There has been much vociferous discussion in the press about the proposed cycle way along the western end of Weyhill Road. As I was with Borough colleagues, when they visited Beech Hurst to see the scheme explained in detail by Council officers, I thought it might be helpful to add some additional details.
A letter dated 24th January was sent to 110 residents describing the scheme and asking for responses and comments back to the Council by the 17th February. The residents of Weyhill Road were contacted, as were some from Cheavley Close, Meadow Way and Portway Close. Businesses along the route were also written to.
As well as a cycleway, the proposals included upgrading the existing zebra crossing at the Meadow Way shops to a Puffin Crossing (signal controlled). In addition, a pedestrian refuge island is proposed opposite the Tesco store near The Drove junction. The access arrangements to Tesco’s from Weyhill Road would be altered to accommodate this. Carriageway alignment will be altered slightly at the Meadow Way shops to accommodate the 3m wide footway and street furniture, including bus shelters, will be relocated to accommodate the wider path.
Of the 110 properties written to, 13 residents responded to that letter. Of those 13, 4 were opposed to the scheme, 3 supported it, 3 were indifferent but wanted changes made and were happy once they were, and 3 simply wanted more information. All the residents who responded have been contacted and some have been met on-site to discuss their specific issues and concerns.
These types of schemes are always carefully drawn-up and thoughtful analysis is given to the potential problems that can, and do, occur. However, the purpose of asking residents views is to give them an opportunity to comment. In this case, 12% of those contacted chose to reply.
Residents raised a number of important points and these concerned the possible conflict both between pedestrians and cyclists, as well as between cyclists and cars, when entering or exiting driveways. Some were concerned about the loss of the verge and vegetation and potential congestion at the proposed traffic island at The Drove. In addition, others raised the issue of cost as well as wondering if the scheme was in fact justified.
These points were addressed by Council officers, who confirmed that the cycleway is in response to an existing issue of cyclists using the footpath. By providing a suitable width for shared use, this conflict will be reduced. Unfortunately it is not possible to remove the risk, which is common to all shared use routes in towns; however Weyhill Road has good visibility for cyclists and motorists.
It is of course true that some grass verges (between 70cm and 1m or 27” – 39”) will be converted into a tarmac surface. However, for most of the length a 1.5m (5’) verge will remain; however, over a length of 70m (76yds) between the Chestnut Pub and the junction with Upper Drove the verge will be lost up to the property boundaries. Incidentally, the total length of the new cycleway is 700m (just under half a mile). Four trees will be removed between The Drove and Portway Close on the south side; these can be replanted in other areas along the route.
Regarding the traffic and the new island at The Drove, all the existing vehicle movements will remain substantially unaffected. Additionally the relocation of the Tesco store access to the west side of their plot should deter cars from exiting from this ‘in-only’ access.

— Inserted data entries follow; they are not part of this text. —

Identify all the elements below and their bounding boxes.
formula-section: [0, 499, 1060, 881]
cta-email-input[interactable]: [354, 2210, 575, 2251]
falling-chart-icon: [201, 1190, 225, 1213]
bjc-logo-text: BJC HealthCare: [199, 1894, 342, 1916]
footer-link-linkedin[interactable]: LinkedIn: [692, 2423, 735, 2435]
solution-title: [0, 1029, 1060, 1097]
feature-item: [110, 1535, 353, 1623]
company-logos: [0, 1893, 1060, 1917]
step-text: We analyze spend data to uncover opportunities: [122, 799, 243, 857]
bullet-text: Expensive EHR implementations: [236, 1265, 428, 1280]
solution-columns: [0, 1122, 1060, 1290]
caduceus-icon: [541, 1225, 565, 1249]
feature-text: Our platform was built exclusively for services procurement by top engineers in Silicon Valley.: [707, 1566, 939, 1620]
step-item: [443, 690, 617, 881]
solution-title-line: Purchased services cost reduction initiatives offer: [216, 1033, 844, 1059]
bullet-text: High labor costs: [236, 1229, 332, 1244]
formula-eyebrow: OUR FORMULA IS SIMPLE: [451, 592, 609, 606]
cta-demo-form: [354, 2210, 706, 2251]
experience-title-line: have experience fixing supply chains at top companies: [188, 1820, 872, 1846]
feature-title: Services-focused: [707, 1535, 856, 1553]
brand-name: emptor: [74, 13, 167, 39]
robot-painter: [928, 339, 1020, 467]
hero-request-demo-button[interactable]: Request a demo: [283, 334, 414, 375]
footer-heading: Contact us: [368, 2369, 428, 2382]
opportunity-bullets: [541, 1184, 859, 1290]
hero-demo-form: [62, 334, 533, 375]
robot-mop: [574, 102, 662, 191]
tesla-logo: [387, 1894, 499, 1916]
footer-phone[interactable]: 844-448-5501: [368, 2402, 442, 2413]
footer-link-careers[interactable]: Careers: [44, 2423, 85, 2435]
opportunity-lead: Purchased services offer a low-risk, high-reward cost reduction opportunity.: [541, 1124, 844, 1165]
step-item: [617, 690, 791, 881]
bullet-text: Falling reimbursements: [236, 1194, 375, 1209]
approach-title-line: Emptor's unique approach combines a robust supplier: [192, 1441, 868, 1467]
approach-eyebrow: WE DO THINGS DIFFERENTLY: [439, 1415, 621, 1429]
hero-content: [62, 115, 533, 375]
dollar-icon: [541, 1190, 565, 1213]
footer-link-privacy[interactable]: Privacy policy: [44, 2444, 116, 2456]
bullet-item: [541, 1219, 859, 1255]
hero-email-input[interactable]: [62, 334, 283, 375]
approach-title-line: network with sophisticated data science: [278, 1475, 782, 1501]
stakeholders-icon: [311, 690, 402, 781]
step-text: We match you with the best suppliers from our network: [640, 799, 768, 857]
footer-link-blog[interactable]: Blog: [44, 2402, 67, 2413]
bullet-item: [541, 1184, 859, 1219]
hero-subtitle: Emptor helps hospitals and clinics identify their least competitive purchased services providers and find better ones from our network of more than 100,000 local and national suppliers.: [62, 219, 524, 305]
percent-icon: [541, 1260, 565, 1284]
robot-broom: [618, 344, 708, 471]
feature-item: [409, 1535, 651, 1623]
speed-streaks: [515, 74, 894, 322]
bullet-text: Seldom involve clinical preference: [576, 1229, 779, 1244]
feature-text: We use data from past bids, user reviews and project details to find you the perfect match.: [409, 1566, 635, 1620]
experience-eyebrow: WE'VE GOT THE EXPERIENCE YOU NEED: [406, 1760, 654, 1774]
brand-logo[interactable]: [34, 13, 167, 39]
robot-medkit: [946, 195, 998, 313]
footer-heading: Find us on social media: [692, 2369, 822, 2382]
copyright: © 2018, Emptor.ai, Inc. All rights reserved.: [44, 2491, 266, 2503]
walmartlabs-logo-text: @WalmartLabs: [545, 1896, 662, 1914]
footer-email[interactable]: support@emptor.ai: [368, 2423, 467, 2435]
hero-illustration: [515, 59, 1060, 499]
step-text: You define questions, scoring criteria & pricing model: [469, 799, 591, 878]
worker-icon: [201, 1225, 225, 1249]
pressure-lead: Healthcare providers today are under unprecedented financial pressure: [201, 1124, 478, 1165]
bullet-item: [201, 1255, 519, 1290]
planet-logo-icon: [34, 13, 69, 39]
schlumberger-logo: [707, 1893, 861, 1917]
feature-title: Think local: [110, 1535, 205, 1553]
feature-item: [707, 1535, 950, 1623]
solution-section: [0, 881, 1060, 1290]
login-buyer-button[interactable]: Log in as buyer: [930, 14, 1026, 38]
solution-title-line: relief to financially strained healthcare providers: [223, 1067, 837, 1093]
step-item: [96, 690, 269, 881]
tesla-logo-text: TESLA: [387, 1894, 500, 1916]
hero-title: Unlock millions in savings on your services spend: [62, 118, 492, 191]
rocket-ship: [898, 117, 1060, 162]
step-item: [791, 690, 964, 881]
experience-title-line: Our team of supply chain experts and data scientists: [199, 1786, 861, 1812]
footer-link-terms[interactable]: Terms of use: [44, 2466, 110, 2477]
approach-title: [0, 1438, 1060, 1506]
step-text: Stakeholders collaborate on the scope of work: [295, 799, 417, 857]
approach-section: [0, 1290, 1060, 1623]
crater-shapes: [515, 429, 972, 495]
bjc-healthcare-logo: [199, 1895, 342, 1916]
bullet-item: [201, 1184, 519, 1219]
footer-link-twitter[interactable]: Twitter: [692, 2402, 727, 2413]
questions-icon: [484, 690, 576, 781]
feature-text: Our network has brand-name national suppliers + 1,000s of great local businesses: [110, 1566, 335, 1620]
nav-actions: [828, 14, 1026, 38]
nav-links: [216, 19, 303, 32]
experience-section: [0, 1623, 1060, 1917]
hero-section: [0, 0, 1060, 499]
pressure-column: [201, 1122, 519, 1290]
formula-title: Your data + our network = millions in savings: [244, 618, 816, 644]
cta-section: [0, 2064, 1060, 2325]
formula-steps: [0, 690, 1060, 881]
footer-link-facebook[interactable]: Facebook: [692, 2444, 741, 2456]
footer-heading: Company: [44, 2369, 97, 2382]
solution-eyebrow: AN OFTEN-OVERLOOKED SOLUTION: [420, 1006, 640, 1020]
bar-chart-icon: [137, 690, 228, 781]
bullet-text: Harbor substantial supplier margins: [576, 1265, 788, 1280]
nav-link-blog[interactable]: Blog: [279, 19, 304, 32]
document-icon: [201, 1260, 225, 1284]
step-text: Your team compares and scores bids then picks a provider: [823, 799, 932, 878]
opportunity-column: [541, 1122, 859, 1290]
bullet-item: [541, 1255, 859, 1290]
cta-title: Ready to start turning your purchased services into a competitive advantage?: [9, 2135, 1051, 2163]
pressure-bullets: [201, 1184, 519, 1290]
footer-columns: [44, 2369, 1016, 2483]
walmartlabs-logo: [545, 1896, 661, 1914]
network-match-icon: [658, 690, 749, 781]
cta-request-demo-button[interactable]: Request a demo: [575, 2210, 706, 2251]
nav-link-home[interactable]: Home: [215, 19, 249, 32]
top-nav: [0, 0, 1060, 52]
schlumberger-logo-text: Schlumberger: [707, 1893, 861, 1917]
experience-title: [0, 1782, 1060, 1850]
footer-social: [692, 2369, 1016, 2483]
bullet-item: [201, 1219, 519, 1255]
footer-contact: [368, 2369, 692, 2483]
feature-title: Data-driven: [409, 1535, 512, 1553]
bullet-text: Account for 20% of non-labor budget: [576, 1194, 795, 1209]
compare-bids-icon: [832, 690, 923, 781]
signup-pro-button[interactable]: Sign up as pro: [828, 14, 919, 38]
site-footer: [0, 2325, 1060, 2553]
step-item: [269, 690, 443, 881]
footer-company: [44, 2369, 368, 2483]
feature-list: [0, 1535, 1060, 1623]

New hatching for the island will provide an informal right hand turn lane for The Drove.
In addition, officers have met with residents whose driveways are adjacent to the island; their access will be widened to allow easier turning around the island. They have said that they are happy with the scheme now these changes are to be incorporated.
Understandable concerns about the costs can be addressed by confirming that the funding is sourced from contributions from the Airfield development and the Local Sustainable Transport Fund (LSTF).
The Department for Transport’s (DfT) Local Sustainable Transport Fund (LSTF) challenges local authorities to develop packages of measures that support economic growth and reduce carbon emissions in their communities, as well as delivering cleaner environments, improved safety and increased levels of physical activity. The Weyhill Road cycle way clearly fits these criteria very well.
No Test Valley funds will be used, and the funds are tied to highway improvement for this area. A large proportion of the costs are for the resurfacing work to the existing footway and carriageway areas affected. These are maintenance costs that HCC would pay for and that can be included in this externally funded scheme. The works to upgrade the crossing from a zebra to a puffin crossing are a welcome safety improvement included in the scheme, but not directly related to the cycleway.
Regarding the justification for such a scheme, the response from residents was mixed. Some can’t see the justification at all, while others stated it has been a long time coming. It is important to note that complaints regarding cyclists using the footway date back to 2011 when the street audit was carried out. The police had to be called in to deal with enforcement last year. The route is also a key to a proposed link from Weyhill/The Airfield cycleways and the town centre, via the train station. These are included in the town access plan and cycleway strategy.
As was explained by the Borough councillors for Millway ward in their letter published in the Andover Advertiser on 4th April, it is Hampshire County Council who are ultimately responsible for this scheme. To this effect, HCC are currently summarising the feedback received from residents. They will then be taking the scheme to a project appraisal in June. The scheme will only progress to tender if approval is given at that point.